Weekly Opinion Editorial
Major on the Majors!
By Steve Fair
Oklahoma’s Book of Statutes is growing! Oklahoma has 90 categories/titles of laws ranging alphabetically from agriculture to workers compensation. Oklahoma has some doozies- for example: (1) whaling is illegal, (2) you can’t eat another person’s hamburger, (3) No spitting on the sidewalk, (4) it’s illegal to sleep with your boots on, (5) you can’t make ‘ugly’ faces at dogs. Each year, hundreds of laws are added to the books- some necessary, but many added are not essential to the survival of the Sooner state.
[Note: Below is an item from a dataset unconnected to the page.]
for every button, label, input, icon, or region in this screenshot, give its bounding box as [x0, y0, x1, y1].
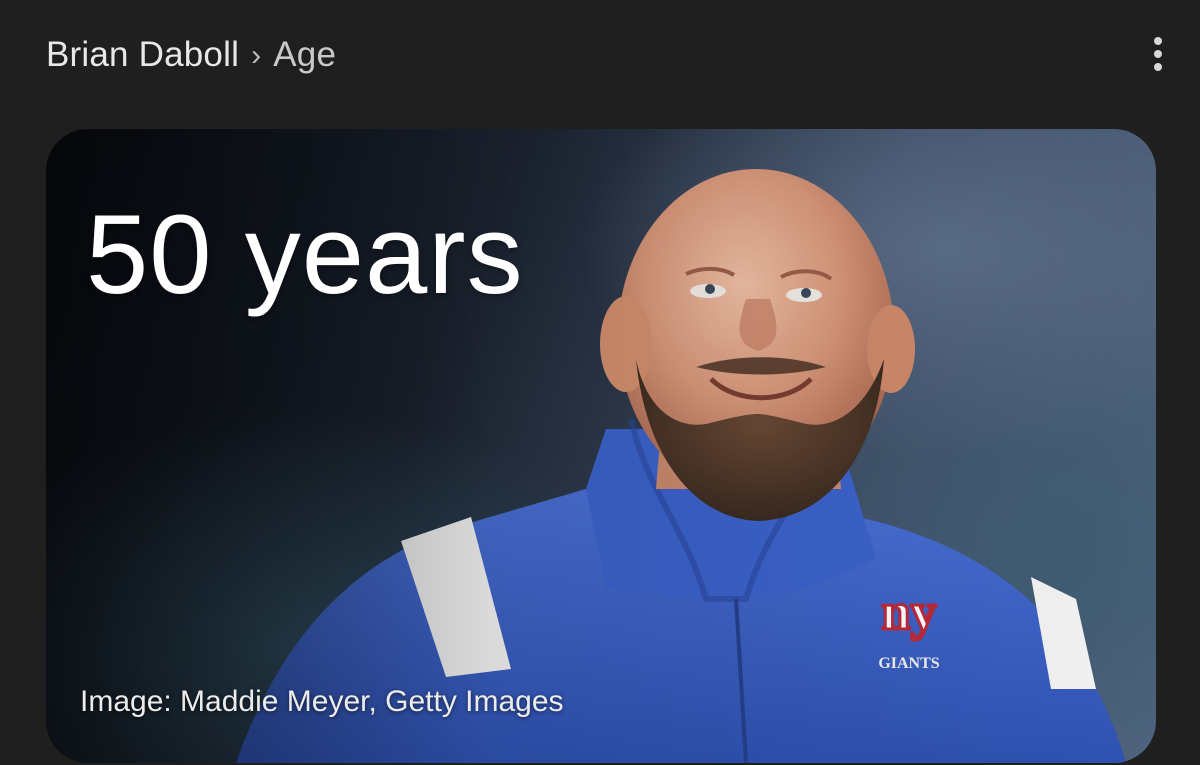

Oklahoma legislators collectively proposed over 2,200 new laws in 2021. About 350-400 will make it to the books, many that are unnecessary. The unjustified ones try to fix problems that don’t exist. Others fix something that should be a local issue- classic government overreach. Most of the extraneous ones pass the legislature with near unanimous votes because legislators are trading favors with fellow lawmakers in order to get their legislation supported. It’s not just in Oklahoma. Over legislating is rampant across the country. From Congress to state legislatures, lawmakers believe they must have a bill signed into law to be an effective representative, so they run bills that do little more than clog up the process. Instead of spending precious time on meaningful legislation and the budget, feel good, heartwarming bills take up time and effort. Three observations:
First, Oklahoma legislative leadership should cut back on the number of bills run each year. Twenty years ago, the Oklahoma legislation had less than 1,000 proposed bills each session. That number has more than doubled in two decades and the increase has come under Republican leadership. Instead of majoring on the majors, the budget is often passed in the last days of a legislative session and isn’t afforded the time for scrutiny it deserves.
Second, constituents should press their legislators to major on the majors. If enough voters asked their legislator about the state budget when they interacted with them, legislative leadership would eventually get the message. Ask your representative or senator where is the budget in the process? How big is it? How much will it grow Oklahoma government? Were cuts made where needed? Instead of lobbying to pass or kill a meaningless, unnecessary bill, hold your representative and senator accountable for the budget. Currently in the Oklahoma legislation, a very few select legislators work on the budget and the rest are marginally involved. The legislative leadership deny such an oligarchy exists in regard to the budget, but any honest legislator will tell you it is the truth.
Third, individual legislators need to stop running uncalled for legislation. That takes discipline and may require telling a constitute no, but until they grow some iron rail up the shirt tail, the only party benefiting from Oklahoma’s growing Book of Statutes is the printer.
HB #1569- the Play to Learn bill- passed both chambers with veto proof margins. It is now on the governor’s desk, awaiting his signature. Seriously, do we really need a state law on the books allowing Play to Learn in local school districts? How about one allowing recess in local schools or blackboards in the classroom? Is the Oklahoma Highway Patrol going to enforce it? This is a perfect example of majoring on the minors. Please contact Governor Stitt’s office and ask him to veto HB#1569. Ask your legislator to vote to not override the veto. Passing this kind of laws won’t get Oklahoma to a top ten ranking in the nation. Lawmakers need to refocus on necessary legislation and a state budget that right sizes Oklahoma government, not feel good, heartwarming bills.